If you find Apple Pages 5 puzzling or you want to get more out of the software Michael E. Cohen’s US$20 Take Control of Apple Pages is a good starting point.
The 266 ebook is published by TidBits Publishing (ISBN: 9781615424320).
On one level Cohen has written a comprehensive user manual for the software. The user manual no software developer writes any more.
Cohen steps you through the app starting with something as simple as finding Pages on your device. If you read the book through to the end you’ll learn the secrets of collaborating with others to create joint documents.
Yet I doubt many will plough through the pages. This is not a novel and it isn’t written to be read sequentially. It’s more like a recipe book where you find yourself dipping in to learn how to cook specific dishes.
The book is well written. Cohen keeps things simple and clear. He has a light touch without being patronising or over-chatty, something that’s irritating in a technical book.
Take Control of Pages is neatly organised. That’s more important in an ebook than on paper where flipping through pages is a cinch.
Multiple headline levels, captioned figures and clearly marked breakout paragraphs break up the pages. This makes the book easy to navigate. You won’t have trouble finding the information you need in a hurry. And let’s face it, most of the time when you’re hunting for clues you are in a hurry.
A word processor…
Apple Pages 5 is often described as a word processor. It does that job well.
Pages is also a page layout programme. It does that job better.
On one level Pages 5 is easy to use. You don’t need much help getting started. Just type and characters, then words appear on screen.
Layout is trickier, but with trial and error you’ll get up to speed in no time.
Pages suits most people from beginners to expert users.
Beyond word processing
But there’s more to Pages than basic word processing and layout. Hell, there’s more to Pages than just the Mac or iPad or iPhone or whatever device you first used it on.
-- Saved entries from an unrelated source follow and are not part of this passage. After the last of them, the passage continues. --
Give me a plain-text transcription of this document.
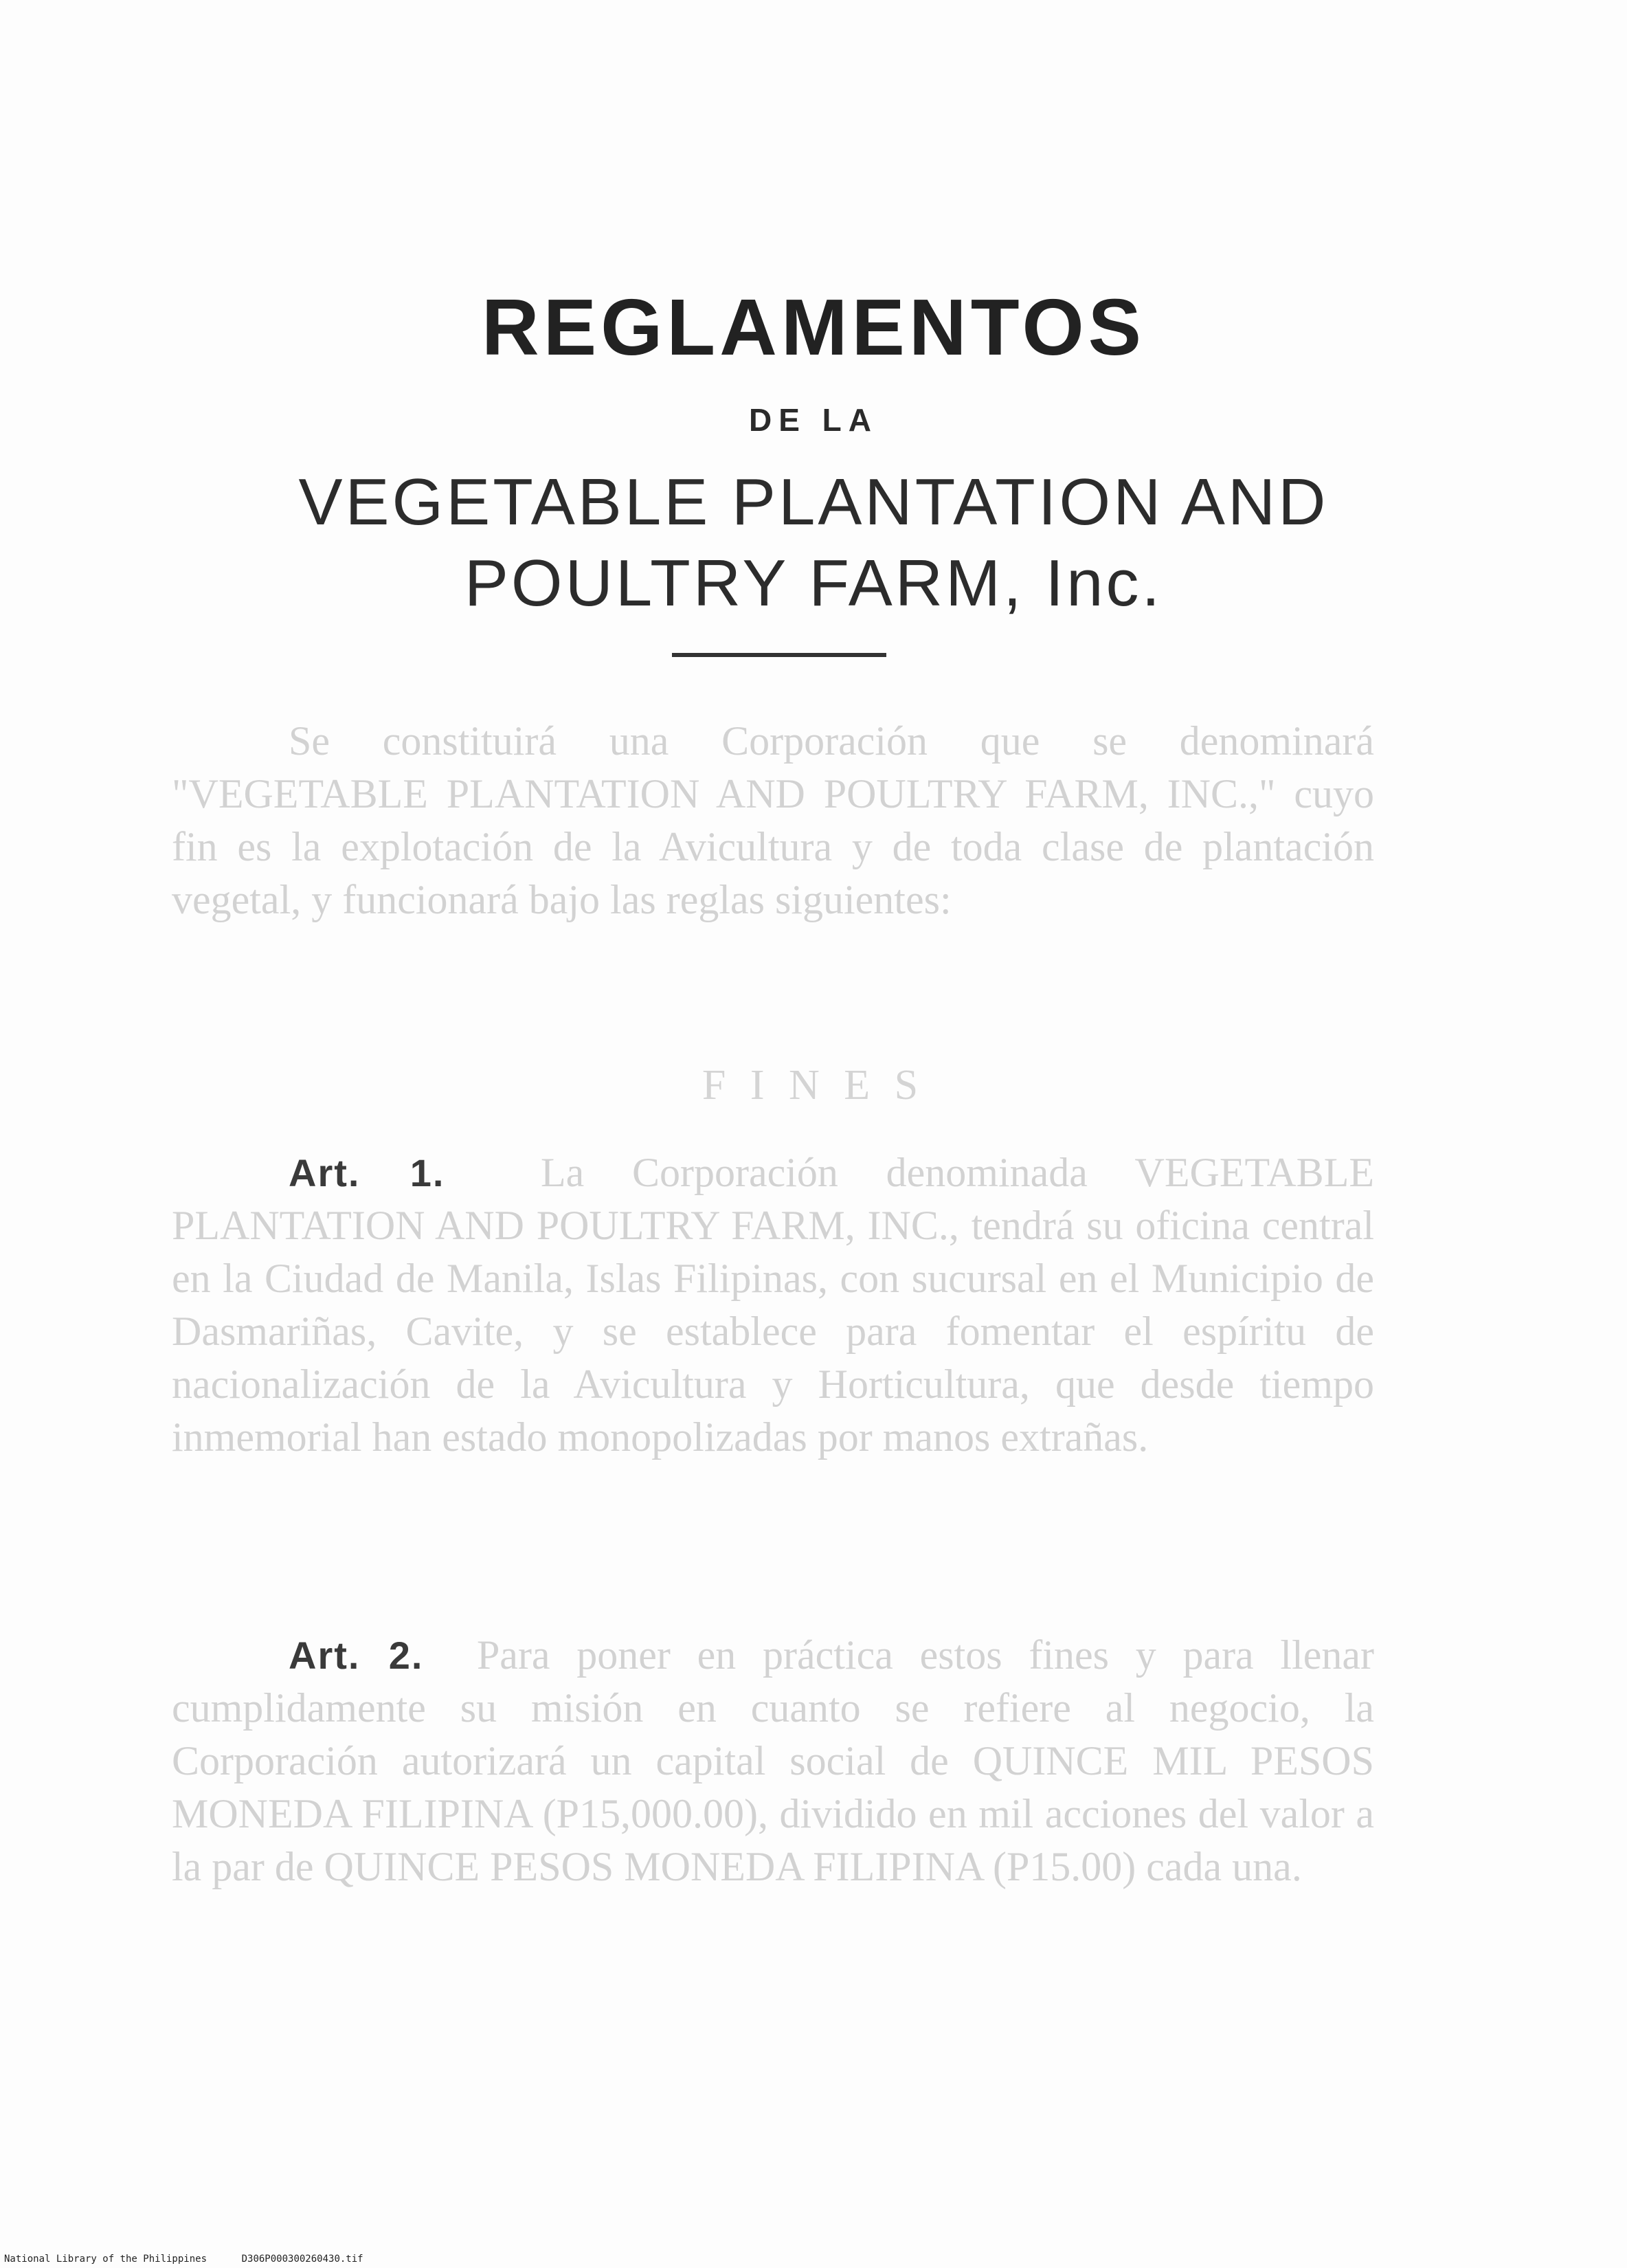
REGLAMENTOS
DE LA
VEGETABLE PLANTATION AND
POULTRY FARM, Inc.

Se constituirá una Corporación que se denominará "VEGETABLE PLANTATION AND POULTRY FARM, INC.," cuyo fin es la explotación de la Avicultura y de toda clase de plantación vegetal, y funcionará bajo las reglas siguientes:

F I N E S

Art. 1. La Corporación denominada VEGETABLE PLANTATION AND POULTRY FARM, INC., tendrá su oficina central en la Ciudad de Manila, Islas Filipinas, con sucursal en el Municipio de Dasmariñas, Cavite, y se establece para fomentar el espíritu de nacionalización de la Avicultura y Horticultura, que desde tiempo inmemorial han estado monopolizadas por manos extrañas.

Art. 2. Para poner en práctica estos fines y para llenar cumplidamente su misión en cuanto se refiere al negocio, la Corporación autorizará un capital social de QUINCE MIL PESOS MONEDA FILIPINA (P15,000.00), dividido en mil acciones del valor a la par de QUINCE PESOS MONEDA FILIPINA (P15.00) cada una.

National Library of the Philippines	D306P000300260430.tif
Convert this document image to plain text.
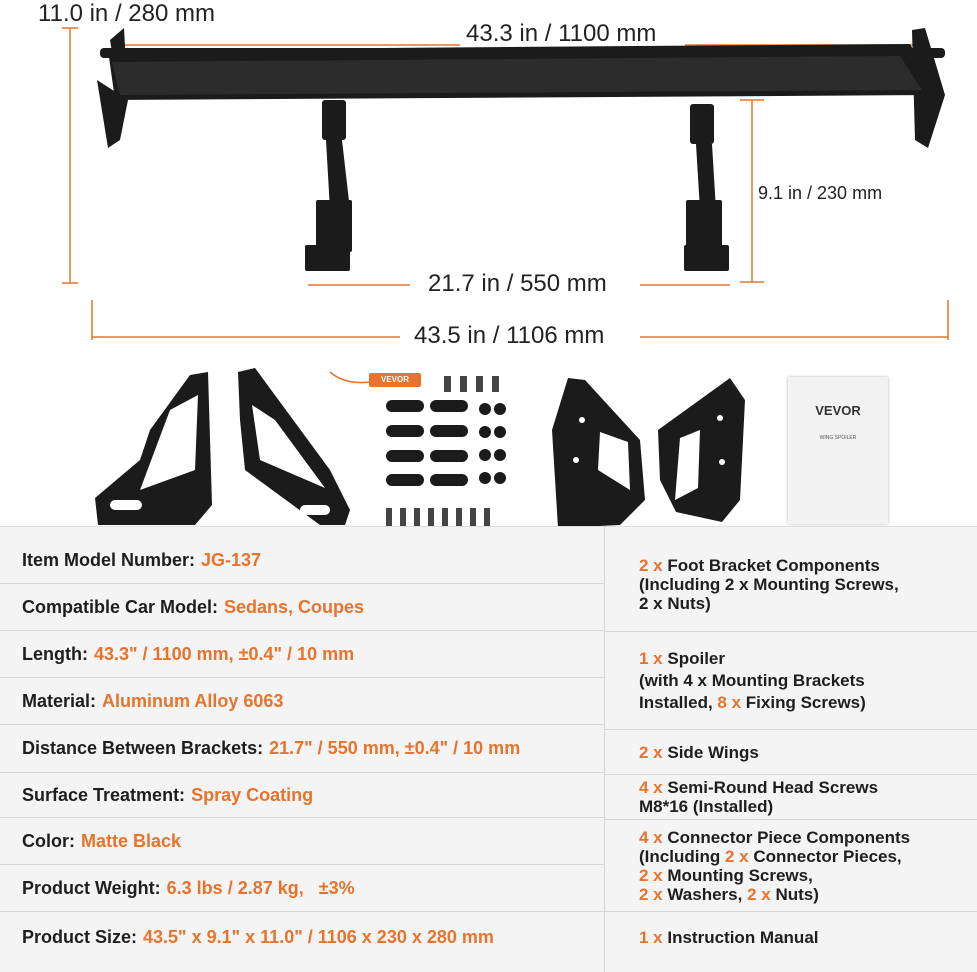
11.0 in / 280 mm
43.3 in / 1100 mm
9.1 in / 230 mm
21.7 in / 550 mm
43.5 in / 1106 mm
VEVOR
VEVOR
WING SPOILER
Item Model Number: JG-137
Compatible Car Model: Sedans, Coupes
Length: 43.3" / 1100 mm, ±0.4" / 10 mm
Material: Aluminum Alloy 6063
Distance Between Brackets: 21.7" / 550 mm, ±0.4" / 10 mm
Surface Treatment: Spray Coating
Color: Matte Black
Product Weight: 6.3 lbs / 2.87 kg,   ±3%
Product Size: 43.5" x 9.1" x 11.0" / 1106 x 230 x 280 mm
2 x Foot Bracket Components
(Including 2 x Mounting Screws,
2 x Nuts)
1 x Spoiler
(with 4 x Mounting Brackets
Installed, 8 x Fixing Screws)
2 x Side Wings
4 x Semi-Round Head Screws
M8*16 (Installed)
4 x Connector Piece Components
(Including 2 x Connector Pieces,
2 x Mounting Screws,
2 x Washers, 2 x Nuts)
1 x Instruction Manual
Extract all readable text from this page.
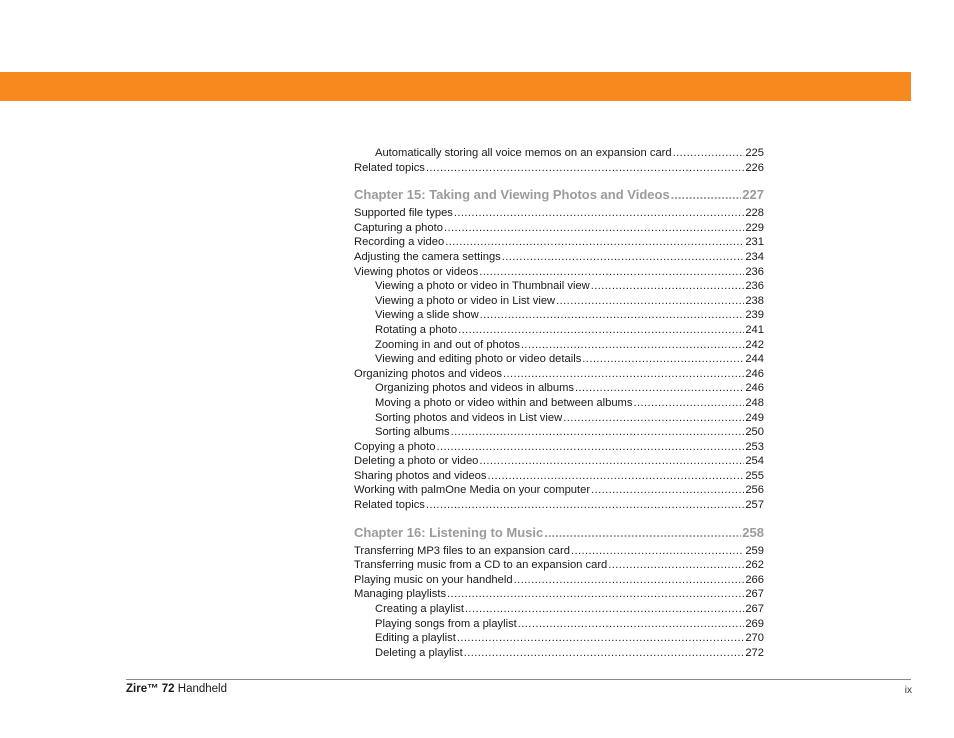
Automatically storing all voice memos on an expansion card .....	225
Related topics .....	226
Chapter 15: Taking and Viewing Photos and Videos .....	227
Supported file types .....	228
Capturing a photo .....	229
Recording a video .....	231
Adjusting the camera settings .....	234
Viewing photos or videos .....	236
Viewing a photo or video in Thumbnail view .....	236
Viewing a photo or video in List view .....	238
Viewing a slide show .....	239
Rotating a photo .....	241
Zooming in and out of photos .....	242
Viewing and editing photo or video details .....	244
Organizing photos and videos .....	246
Organizing photos and videos in albums .....	246
Moving a photo or video within and between albums .....	248
Sorting photos and videos in List view .....	249
Sorting albums .....	250
Copying a photo .....	253
Deleting a photo or video .....	254
Sharing photos and videos .....	255
Working with palmOne Media on your computer .....	256
Related topics .....	257
Chapter 16: Listening to Music .....	258
Transferring MP3 files to an expansion card .....	259
Transferring music from a CD to an expansion card .....	262
Playing music on your handheld .....	266
Managing playlists .....	267
Creating a playlist .....	267
Playing songs from a playlist .....	269
Editing a playlist .....	270
Deleting a playlist .....	272
Zire™ 72 Handheld	ix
Pages lies at the heart of Apple’s productivity offering. The same programme works on Apple computers, tablets and smartphones. If you’re away from Apple kit there’s also a web version: iCloud Pages.
The nuances of what that means in practice and how you can benefit from cross-device integration isn’t immediately obvious. Nor is it obvious how to use the software this way.
And that’s where Cohen’s book scores. It’s the only book on word processing I’ve seen that covers writing on computers, smartphones, tablets and in web browsers. More to the point the book covers working across all four versions of the software. Cohen also deals with Apple Continuity, which can be tricky to use at times.
Likewise moving to Pages 5 after using, say, Microsoft Word or even an earlier version of Pages is no walk in the park. Take Control of Pages is a good investment for someone coming from another word processor facing a new user interface.
TidBits Publishing has made good use of the eBook format. There are PDF, EPub and Mobipocket versions which means you can read the book on almost anything. If, say, you download the book to a Mac, you can also read it on an iPad or iPhone. The publisher also promises readers will get updates if they become necessary.